Show that $f(x)=|\cos x|$ is a continuous function.

Solution:

The given function is $f(x)=|\cos x|$

This function $f$ is defined for every real number and $f$ can be written as the composition of two functions as,

$f=g \circ h$, where $g(x)=|x|$ and $h(x)=\cos x$

$[\because(g o h)(x)=g(h(x))=g(\cos x)=|\cos x|=f(x)]$

It has to be first proved that $g(x)=|x|$ and $h(x)=\cos x$ are continuous functions.

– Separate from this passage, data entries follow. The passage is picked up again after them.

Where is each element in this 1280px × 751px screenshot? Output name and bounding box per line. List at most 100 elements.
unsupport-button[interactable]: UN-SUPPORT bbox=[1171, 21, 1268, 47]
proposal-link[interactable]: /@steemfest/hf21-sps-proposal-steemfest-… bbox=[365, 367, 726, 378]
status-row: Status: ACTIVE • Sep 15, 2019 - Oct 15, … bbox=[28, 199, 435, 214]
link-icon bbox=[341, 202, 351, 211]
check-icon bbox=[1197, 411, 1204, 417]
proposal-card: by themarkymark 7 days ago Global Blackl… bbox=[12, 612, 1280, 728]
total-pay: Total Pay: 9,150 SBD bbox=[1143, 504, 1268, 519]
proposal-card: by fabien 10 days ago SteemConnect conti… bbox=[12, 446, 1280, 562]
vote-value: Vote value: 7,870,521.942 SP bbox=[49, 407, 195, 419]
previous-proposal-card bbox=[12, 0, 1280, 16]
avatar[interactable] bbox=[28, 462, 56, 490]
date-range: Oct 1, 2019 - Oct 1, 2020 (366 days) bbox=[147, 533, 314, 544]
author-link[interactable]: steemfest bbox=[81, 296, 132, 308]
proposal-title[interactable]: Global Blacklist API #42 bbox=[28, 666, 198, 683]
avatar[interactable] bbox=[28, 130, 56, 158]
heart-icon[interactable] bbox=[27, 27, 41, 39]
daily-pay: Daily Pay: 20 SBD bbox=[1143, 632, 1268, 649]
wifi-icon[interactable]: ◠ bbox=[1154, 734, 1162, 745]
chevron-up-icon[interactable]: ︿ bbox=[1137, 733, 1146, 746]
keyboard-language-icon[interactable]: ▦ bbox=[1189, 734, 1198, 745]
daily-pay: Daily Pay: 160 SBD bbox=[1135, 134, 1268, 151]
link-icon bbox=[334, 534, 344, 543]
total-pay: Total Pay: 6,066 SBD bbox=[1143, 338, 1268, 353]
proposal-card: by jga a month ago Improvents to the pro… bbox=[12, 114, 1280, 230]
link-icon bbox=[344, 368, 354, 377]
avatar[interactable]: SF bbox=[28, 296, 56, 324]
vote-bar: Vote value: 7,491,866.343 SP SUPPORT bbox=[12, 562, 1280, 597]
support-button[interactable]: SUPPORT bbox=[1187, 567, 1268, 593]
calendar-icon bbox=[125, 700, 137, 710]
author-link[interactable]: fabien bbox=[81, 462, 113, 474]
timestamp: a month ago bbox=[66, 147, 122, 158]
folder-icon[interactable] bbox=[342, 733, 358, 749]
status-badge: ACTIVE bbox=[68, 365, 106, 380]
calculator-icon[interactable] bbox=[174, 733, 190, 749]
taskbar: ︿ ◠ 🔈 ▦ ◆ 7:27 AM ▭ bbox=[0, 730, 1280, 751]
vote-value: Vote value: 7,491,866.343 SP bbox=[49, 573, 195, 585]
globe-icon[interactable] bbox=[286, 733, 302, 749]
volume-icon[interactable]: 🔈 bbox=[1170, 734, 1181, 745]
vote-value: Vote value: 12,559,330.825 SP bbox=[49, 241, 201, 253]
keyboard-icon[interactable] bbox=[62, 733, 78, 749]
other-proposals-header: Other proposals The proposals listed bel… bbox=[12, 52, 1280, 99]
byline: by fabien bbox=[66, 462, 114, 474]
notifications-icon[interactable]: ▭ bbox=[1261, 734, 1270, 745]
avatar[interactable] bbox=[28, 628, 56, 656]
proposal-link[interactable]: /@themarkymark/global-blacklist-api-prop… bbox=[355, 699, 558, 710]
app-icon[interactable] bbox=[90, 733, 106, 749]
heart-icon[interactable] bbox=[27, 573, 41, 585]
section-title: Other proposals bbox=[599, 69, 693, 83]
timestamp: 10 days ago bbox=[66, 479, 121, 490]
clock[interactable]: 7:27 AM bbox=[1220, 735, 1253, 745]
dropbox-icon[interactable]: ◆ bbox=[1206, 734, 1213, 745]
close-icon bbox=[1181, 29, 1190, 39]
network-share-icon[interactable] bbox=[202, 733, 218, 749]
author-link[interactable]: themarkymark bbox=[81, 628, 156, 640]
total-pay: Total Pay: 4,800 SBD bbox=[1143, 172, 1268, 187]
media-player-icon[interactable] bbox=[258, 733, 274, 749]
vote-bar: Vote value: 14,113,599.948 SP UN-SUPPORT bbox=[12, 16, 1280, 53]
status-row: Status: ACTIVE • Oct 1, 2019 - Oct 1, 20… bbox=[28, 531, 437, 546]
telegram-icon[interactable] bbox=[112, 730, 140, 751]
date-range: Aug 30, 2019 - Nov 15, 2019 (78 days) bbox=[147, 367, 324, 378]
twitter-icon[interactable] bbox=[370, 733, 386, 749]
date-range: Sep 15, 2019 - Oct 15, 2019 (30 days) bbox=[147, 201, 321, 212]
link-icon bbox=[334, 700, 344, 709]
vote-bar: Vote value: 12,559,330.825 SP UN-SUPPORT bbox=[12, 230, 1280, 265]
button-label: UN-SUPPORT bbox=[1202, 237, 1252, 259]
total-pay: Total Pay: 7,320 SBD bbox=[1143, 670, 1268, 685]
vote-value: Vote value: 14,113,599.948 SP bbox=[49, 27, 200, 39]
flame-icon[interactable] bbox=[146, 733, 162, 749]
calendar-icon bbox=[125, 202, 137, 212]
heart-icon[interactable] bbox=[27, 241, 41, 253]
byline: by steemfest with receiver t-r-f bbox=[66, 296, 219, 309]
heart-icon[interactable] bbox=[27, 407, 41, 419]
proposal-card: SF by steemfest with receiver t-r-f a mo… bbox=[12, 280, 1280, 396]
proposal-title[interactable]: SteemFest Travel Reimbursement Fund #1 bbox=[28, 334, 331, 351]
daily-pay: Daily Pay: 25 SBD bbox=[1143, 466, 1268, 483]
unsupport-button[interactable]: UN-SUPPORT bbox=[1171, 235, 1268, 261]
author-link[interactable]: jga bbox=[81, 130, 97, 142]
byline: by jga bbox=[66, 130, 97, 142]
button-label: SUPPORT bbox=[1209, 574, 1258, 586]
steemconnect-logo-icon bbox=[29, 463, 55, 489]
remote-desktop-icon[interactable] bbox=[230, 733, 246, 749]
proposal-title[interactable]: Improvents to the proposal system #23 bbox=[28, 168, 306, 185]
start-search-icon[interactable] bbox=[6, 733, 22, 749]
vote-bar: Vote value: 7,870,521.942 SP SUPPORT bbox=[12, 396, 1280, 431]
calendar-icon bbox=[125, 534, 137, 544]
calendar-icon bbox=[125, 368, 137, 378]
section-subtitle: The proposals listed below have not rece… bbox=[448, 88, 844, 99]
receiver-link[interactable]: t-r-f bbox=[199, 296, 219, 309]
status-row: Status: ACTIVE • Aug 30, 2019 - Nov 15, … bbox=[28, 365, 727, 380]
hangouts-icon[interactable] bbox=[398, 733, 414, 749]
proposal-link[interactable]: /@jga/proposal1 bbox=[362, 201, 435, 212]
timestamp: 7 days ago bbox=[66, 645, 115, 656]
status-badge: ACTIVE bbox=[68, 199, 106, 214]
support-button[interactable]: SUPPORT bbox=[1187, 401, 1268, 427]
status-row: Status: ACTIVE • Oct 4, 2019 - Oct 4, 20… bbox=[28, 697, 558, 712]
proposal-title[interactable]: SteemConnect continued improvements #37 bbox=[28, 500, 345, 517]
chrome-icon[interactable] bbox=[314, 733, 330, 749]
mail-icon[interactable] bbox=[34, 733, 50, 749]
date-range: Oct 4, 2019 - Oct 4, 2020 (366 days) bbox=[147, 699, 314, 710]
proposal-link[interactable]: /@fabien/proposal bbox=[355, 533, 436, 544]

$g(x)=|x|$ can be written as

$g(x)= \begin{cases}-x, & \text { if } x<0 \\ x, & \text { if } x \geq 0\end{cases}$

Clearly, $g$ is defined for all real numbers.

Let $c$ be a real number.

Case I:

If $c<0$, then $g(c)=-c$ and $\lim _{x \rightarrow c} g(x)=\lim _{x \rightarrow c}(-x)=-c$

$\therefore \lim _{x \rightarrow c} g(x)=g(c)$

Case II:

If $c>0$, then $g(c)=c$ and $\lim _{x \rightarrow c} g(x)=\lim _{x \rightarrow c} x=c$

$\therefore \lim _{x \rightarrow c} g(x)=g(c)$

So, $g$ is continuous at all points $x>0$.

Case III:

If $c=0$, then $g(c)=g(0)=0$

$\lim _{x \rightarrow 0^{-}} g(x)=\lim _{x \rightarrow 0^{-}}(-x)=0$

$\lim _{x \rightarrow 0^{+}} g(x)=\lim _{x \rightarrow 0^{+}}(x)=0$

$\therefore \lim _{x \rightarrow 0^{+}} g(x)=\lim _{x \rightarrow 0^{+}}(x)=g(0)$

So, $g$ is continuous at $x=0$

From the above three observations, it can be concluded that $g$ is continuous at all points.

Now, $h(x)=\cos x$

It is evident that $h(x)=\cos x$ is defined for every real number.

Let $c$ be a real number.

Put $x=c+h$

If $x \rightarrow c$, then $h \rightarrow 0$

$h(c)=\cos c$

$\lim _{x \rightarrow c} h(x)=\lim _{x \rightarrow c} \cos x$

$=\lim _{h \rightarrow 0} \cos (c+h)$

$=\lim _{h \rightarrow 0}[\cos c \cos h-\sin c \sin h]$

$=\lim _{h \rightarrow 0} \cos c \cos h-\lim _{h \rightarrow 0} \sin c \sin h$

$=\cos c \cos 0-\sin c \sin 0$

$=\cos c \times 1-\sin c \times 0$

$=\cos c$

$\therefore \lim _{x \rightarrow c} h(x)=h(c)$

So, $h(x)=\cos x$ is a continuous function.

It is known that for real valued functions $g$ and $h$,such that $(g \circ h)$ is defined at $x=c$, if $g$ is continuous at $x=c$ and if $f$ is continuous at $g(c)$, then ( $f \circ g$ ) is continuous at $x=c$.

Therefore, $f(x)=(g \circ h)(x)=g(h(x))=g(\cos x)=|\cos x|$ is a continuous function.